Estos incidentes han puesto en alerta a las autoridades y a la comunidad, evidenciando la necesidad de fortalecer las medidas de seguridad informática para proteger tanto a empresas como a particulares de este tipo de fraudes.
El dinero sustraído en el caso de Salta fue movido a través de al menos 30 cuentas bancarias, lo que ha complicado el proceso de rastreo y recuperación de los fondos. "Lo que hay que hacer es la trazabilidad, o seguir la ruta del dinero, para ver a dónde llegó", indicó Cornejo.
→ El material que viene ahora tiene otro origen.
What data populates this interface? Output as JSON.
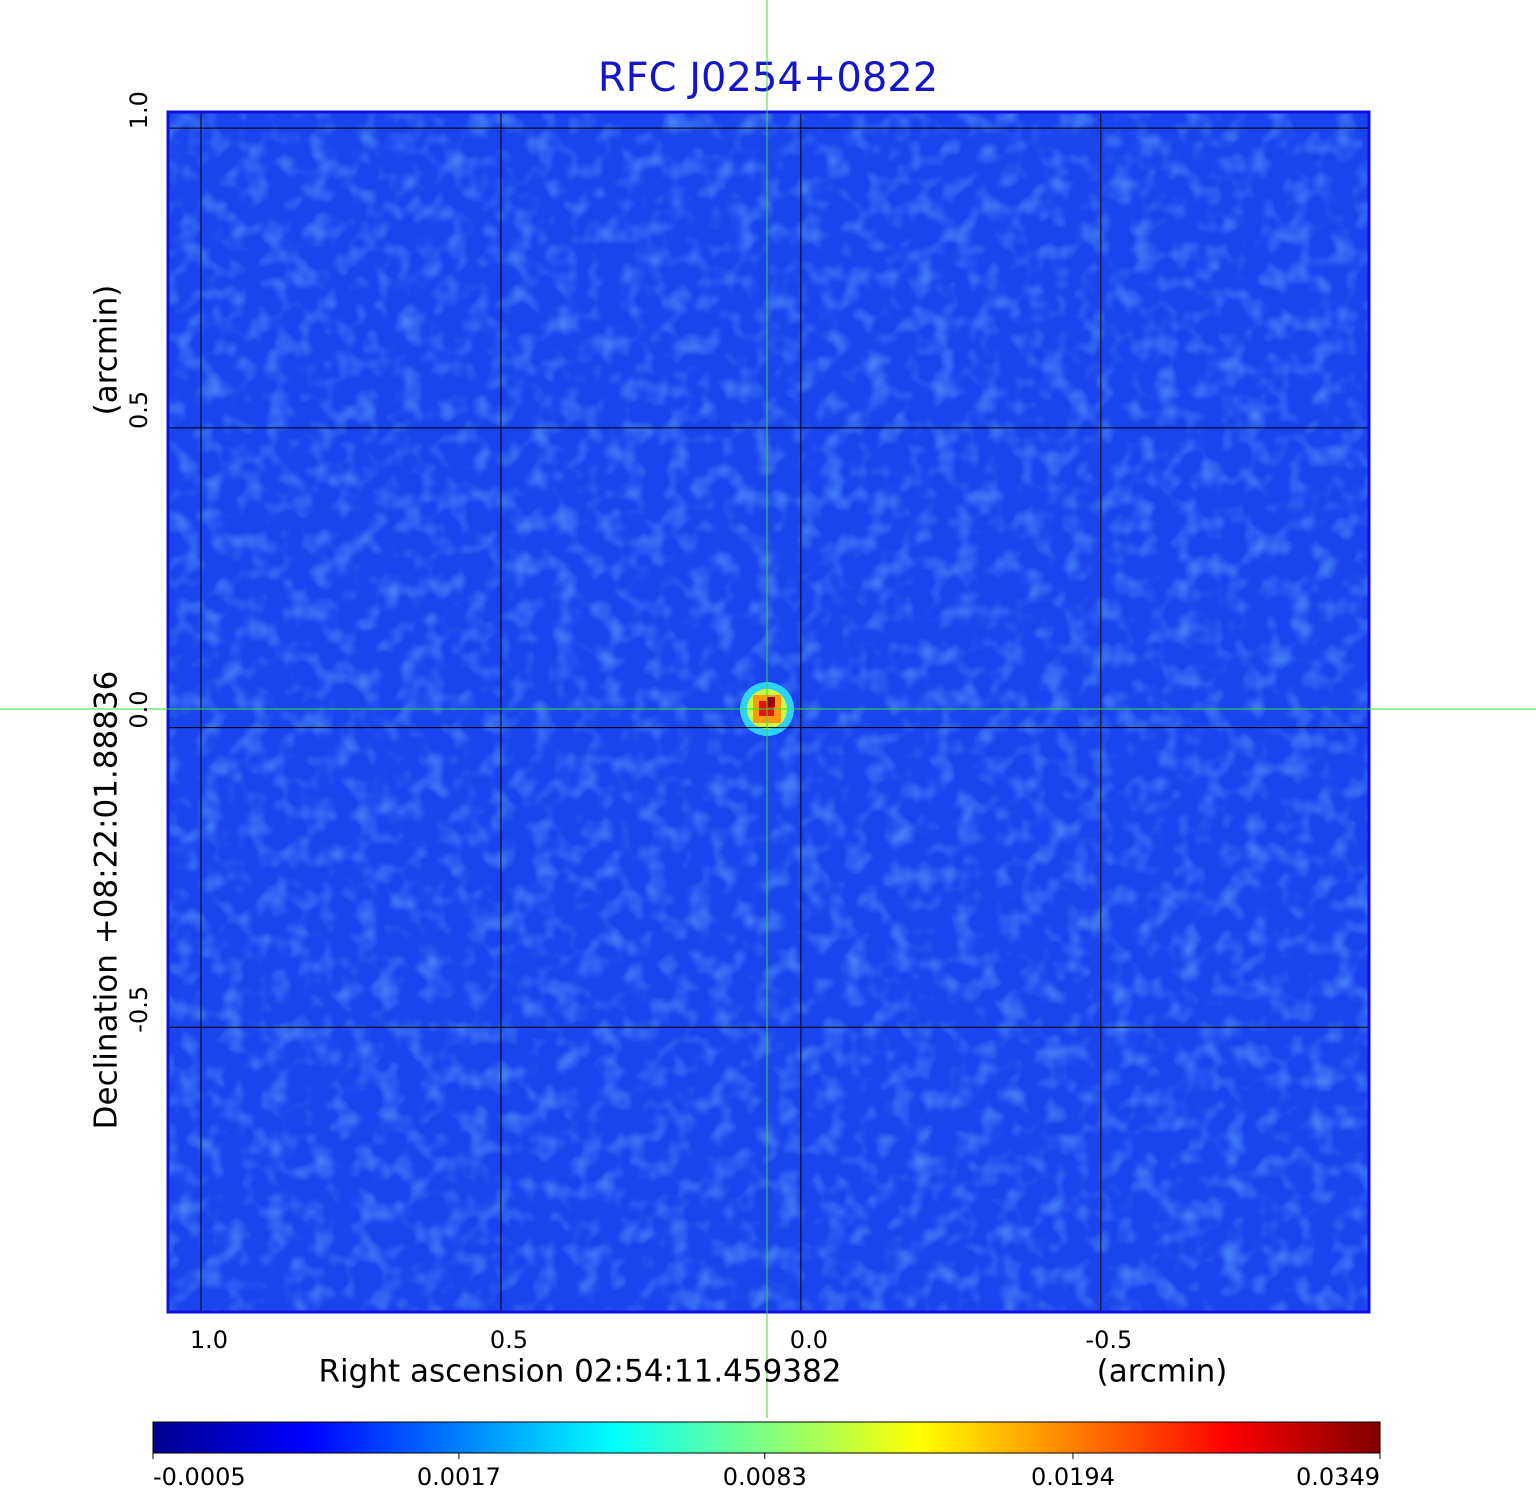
{
  "chart_data": {
    "type": "image",
    "title": "RFC J0254+0822",
    "x_label": "Right ascension  02:54:11.459382",
    "x_unit": "(arcmin)",
    "y_label": "Declination  +08:22:01.88836",
    "y_unit": "(arcmin)",
    "xlim": [
      1.055,
      -0.947
    ],
    "ylim": [
      -0.975,
      1.027
    ],
    "xticks": [
      {
        "value": 1.0,
        "label": "1.0"
      },
      0.5,
      {
        "value": 0.0,
        "label": "0.0"
      },
      -0.5
    ],
    "yticks": [
      -0.5,
      {
        "value": 0.0,
        "label": "0.0"
      },
      0.5,
      {
        "value": 1.0,
        "label": "1.0"
      }
    ],
    "grid": true,
    "colormap": "jet",
    "colorbar_scale": "sqrt",
    "colorbar_lim": [
      -0.0005,
      0.0349
    ],
    "colorbar_ticks": [
      -0.0005,
      0.0017,
      0.0083,
      0.0194,
      0.0349
    ]
  }
}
Hasta el momento, se ha detenido a una persona en Salta que actuó como "mula bancaria", permitiendo que parte del dinero pasara por su cuenta. Sin embargo, no se considera que esta persona sea el creador del virus, ya que se sospecha que el verdadero responsable podría estar en Buenos Aires.
La rapidez en la respuesta de la fiscalía, las víctimas y las instituciones bancarias permitió que una cantidad significativa de dinero fuera recuperada antes de que se perdiera por completo. Aun así, este caso sirve como un llamado de atención sobre la necesidad de extremar las precauciones al operar en línea.